By Allan Roy Andrews
I
grew up a neighbor to the Statue of Liberty.
From
the apartment in which we lived during my youth in Brooklyn, I could glance down
the street toward New York Harbor and see the statue on Liberty Island (which we
knew as Bedloe’s Island; it was renamed in 1956). The statue gleamed at night
as floodlights shone upon it; during the day it showed the green tint of
weathering copper.
On
October 28, 2011, the statue celebrated the 125th anniversary of its
dedication.
New
York City children in the late 19th century donated pennies that
went toward the building of the pedestal upon which the statue stands.
Newspaper magnate Joseph Pulitzer, a Hungarian immigrant, promised to publish
the names of every donor to the pedestal fund. The French, who presented the
statue to the United States--a gift celebrating America’s 1876 centennial--called
it “Liberty Enlightening the World.”
Almost
every New York City school child recalls the 1883 poem of Emma Lazarus
dedicated to the statue. Thousands have heard or read Lazarus’s poem; not many,
however, recall its official name, “The New Colossus,” a name the poet chose to
emphasize that the Statue of Liberty was “Not like the brazen giant of Greek
fame” providing a defiant defensive stance, but one that would be a beacon of
“world-wide welcome.”
Lazarus,
a well-known New York poet, was asked to write a commemorative poem to be
auctioned as part of the pedestal fundraising, and she responded that she
couldn’t write a poem about a statue; however, she turned her compassion for Jewish
Russian refugees—many of whom she taught--into a compelling appeal on their
behalf. She understood the statue’s imagery and its powerful message to those
sailing into a welcoming haven.
The
most memorable lines of her sonnet are words given the “mighty woman with a
torch”:
"Give me your tired, your poor,
Your huddled masses yearning to breathe
free,
The wretched refuse of your teeming shore,
Send these, the homeless, tempest-tossed
to me,
I lift my lamp beside the golden door!"
Lazarus turned the French appellation
of enlightenment into a compassionate symbol of freedom and opportunity, a
promise of liberty to those oppressed in foreign lands.
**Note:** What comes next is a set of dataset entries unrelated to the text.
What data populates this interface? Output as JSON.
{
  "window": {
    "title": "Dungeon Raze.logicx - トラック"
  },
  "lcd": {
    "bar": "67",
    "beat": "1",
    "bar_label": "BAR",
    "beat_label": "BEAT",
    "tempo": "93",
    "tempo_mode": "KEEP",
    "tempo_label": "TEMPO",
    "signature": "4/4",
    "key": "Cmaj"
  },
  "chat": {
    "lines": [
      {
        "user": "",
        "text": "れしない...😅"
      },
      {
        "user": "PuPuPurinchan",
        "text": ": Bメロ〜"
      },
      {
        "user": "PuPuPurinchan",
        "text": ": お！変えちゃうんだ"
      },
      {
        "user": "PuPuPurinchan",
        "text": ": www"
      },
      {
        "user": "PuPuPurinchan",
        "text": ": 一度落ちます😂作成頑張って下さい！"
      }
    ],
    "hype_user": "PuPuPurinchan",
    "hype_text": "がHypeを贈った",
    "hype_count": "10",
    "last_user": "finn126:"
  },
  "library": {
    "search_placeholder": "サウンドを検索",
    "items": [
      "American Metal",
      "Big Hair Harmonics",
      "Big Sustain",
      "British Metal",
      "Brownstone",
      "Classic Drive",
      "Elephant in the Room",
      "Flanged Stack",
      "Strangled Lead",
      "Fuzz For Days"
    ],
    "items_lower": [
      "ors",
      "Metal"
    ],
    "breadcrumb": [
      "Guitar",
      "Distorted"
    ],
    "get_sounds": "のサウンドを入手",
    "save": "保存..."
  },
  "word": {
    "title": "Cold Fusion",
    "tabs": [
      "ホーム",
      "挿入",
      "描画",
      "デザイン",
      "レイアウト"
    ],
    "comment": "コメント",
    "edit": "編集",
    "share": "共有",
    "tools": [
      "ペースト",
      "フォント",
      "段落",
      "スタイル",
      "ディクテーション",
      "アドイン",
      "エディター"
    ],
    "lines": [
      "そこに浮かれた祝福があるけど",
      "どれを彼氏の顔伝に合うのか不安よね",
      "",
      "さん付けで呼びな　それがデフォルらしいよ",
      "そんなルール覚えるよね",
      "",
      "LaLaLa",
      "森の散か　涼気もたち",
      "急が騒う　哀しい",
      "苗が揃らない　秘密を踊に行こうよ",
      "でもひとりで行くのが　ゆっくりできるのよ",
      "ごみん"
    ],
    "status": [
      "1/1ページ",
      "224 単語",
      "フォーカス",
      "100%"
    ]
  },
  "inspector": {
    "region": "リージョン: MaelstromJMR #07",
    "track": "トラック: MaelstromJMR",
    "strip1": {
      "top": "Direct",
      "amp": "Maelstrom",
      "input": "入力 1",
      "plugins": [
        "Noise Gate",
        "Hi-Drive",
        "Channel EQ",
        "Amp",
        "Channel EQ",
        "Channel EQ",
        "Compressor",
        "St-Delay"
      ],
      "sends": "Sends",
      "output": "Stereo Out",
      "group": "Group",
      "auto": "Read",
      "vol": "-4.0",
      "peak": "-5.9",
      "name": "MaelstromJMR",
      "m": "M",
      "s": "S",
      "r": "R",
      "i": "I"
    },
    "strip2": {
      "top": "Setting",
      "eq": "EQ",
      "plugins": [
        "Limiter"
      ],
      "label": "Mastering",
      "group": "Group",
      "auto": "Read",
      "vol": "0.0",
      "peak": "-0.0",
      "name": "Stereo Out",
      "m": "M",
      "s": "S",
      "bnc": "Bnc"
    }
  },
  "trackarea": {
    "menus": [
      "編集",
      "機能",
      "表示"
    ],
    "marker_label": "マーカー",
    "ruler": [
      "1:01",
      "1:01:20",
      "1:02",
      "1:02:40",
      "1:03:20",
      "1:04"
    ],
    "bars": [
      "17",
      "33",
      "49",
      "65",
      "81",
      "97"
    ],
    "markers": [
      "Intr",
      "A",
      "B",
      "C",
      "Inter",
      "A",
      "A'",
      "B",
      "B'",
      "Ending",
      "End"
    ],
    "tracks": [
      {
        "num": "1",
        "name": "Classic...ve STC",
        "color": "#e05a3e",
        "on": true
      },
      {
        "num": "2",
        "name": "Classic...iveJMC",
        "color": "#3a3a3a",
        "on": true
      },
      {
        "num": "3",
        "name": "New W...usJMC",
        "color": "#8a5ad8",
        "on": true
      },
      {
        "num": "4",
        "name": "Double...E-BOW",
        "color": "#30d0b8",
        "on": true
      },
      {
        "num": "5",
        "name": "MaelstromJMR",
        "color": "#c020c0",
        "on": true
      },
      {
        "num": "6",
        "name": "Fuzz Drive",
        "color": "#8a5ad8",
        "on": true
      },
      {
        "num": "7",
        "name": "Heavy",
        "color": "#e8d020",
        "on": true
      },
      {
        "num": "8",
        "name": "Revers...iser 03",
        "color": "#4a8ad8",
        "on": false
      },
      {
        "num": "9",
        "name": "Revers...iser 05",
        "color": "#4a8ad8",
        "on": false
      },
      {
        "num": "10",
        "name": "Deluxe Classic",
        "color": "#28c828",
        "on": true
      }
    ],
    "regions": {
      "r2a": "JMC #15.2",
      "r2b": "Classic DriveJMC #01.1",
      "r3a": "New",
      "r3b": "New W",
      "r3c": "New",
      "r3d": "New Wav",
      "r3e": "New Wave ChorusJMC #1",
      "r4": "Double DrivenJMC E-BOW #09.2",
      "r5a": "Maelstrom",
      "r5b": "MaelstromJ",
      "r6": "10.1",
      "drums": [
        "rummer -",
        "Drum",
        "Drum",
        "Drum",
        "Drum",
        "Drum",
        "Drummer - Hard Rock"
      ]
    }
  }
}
In her sonnet, she
called the woman with the torch that gleams with that message of welcome the
“Mother of Exiles.”
Lazarus was not on Bedloe’s
Island when the statue was dedicated in 1886. Her poem was read but barely noticed
and little recalled following the celebration.
The poet died the following
year. She was 38. Her poem later became immortalized on the pedestal of the statue
in 1903.
Despite
being raised in New York City, I’ve never visited Liberty Island; I’ve never
stood at the base of the statue or climbed up inside its magnificent structure.
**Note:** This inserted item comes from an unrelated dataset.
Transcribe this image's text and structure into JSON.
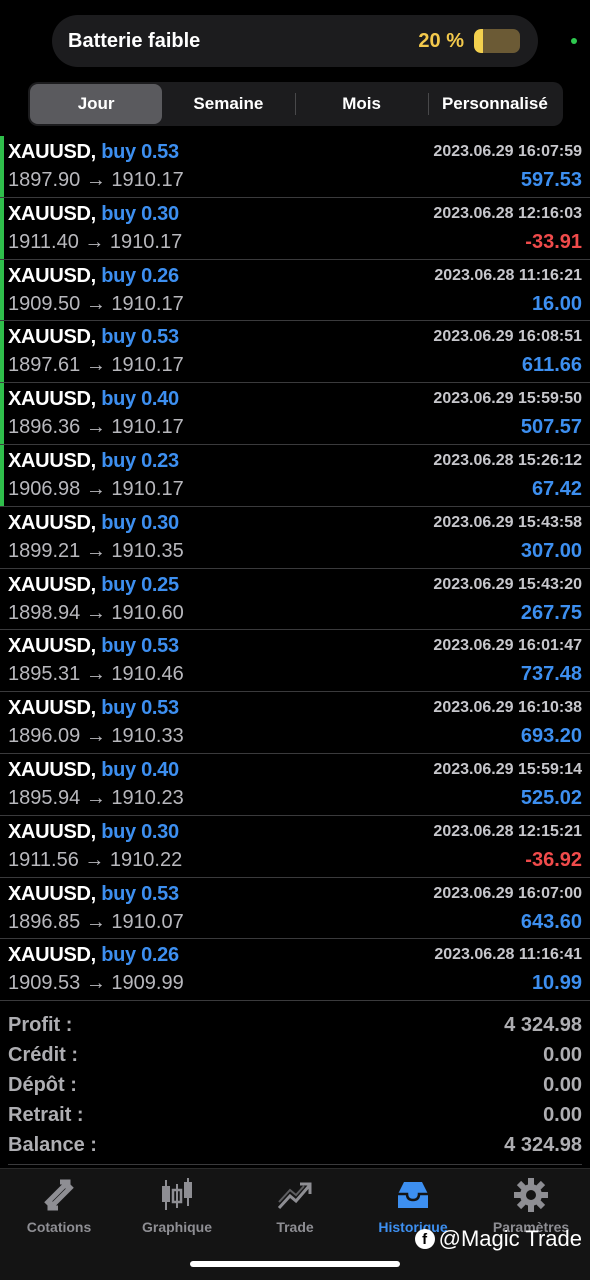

I’ve never taken a tourist’s stance toward Lady Liberty; to me, she was a
neighbor and friend. Even as the son of immigrants I’ve never felt a need for a
compulsory visit to her island home. Nevertheless, with a little help from Emma
Lazarus, I knew deeply what the Mother of Exiles exemplified about my country.
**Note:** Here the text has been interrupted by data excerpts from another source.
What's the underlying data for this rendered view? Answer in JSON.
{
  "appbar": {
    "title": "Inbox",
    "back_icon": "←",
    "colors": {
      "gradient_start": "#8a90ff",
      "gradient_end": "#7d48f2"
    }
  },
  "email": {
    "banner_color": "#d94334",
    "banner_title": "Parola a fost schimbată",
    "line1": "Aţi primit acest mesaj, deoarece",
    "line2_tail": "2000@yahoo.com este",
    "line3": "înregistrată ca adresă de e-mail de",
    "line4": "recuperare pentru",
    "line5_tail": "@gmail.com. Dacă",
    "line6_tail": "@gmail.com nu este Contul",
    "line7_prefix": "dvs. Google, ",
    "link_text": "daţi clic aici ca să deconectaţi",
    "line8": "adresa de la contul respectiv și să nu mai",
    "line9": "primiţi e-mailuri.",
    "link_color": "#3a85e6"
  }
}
A victim of frequent neglect,
the statue has been refurbished twice, once in 1938 and again in 1986. On
October 29 of this year she was closed again to inside climbers
so alterations could make her safer.
We may recover her safety and
sheen, but we have neglected to polish her symbolic message.
Sentiments such as those
promoted by the Federation for American Immigration Reform (FAIR), for example,
suggest the statue’s beckoning of openness in this era is “an invitation to
national disaster.” Playing on mean-spirited and misguided fear-arguments of
job losses and national security, FAIR apparently would rather we muffle or
extinguish the lamp of freedom blazing above New York Harbor as we seek to
ferret out terrorism and illegal aliens. Emma Lazarus would disagree.
What is now in need of
refurbishment in a time of selfish anti-immigration attitudes in several state
legislatures of America are the sentiments of compassion, freedom, and welcome
to the legitimately tired and poor yearning to breathe free, sentiments that
Lazarus symbolically attributed to the copper-clad gift from France.
Protectionism often inhibits
enlightenment. Should I decide soon to take my family to Liberty Island, it
won’t be to focus arrogantly on Liberty enlightening the world or on some
warped sense of national security. Our visit will be to appreciate the Mother
of Exiles and her enduring message of openness to poor and tired immigrants and
refugees.
ALLAN ROY ANDREWS, a
Brooklyn native whose parents sailed into New York harbor in the 1920s, is a
retired editor of the Pacific Stars and Stripes newspaper and a poet living in Augusta, GA.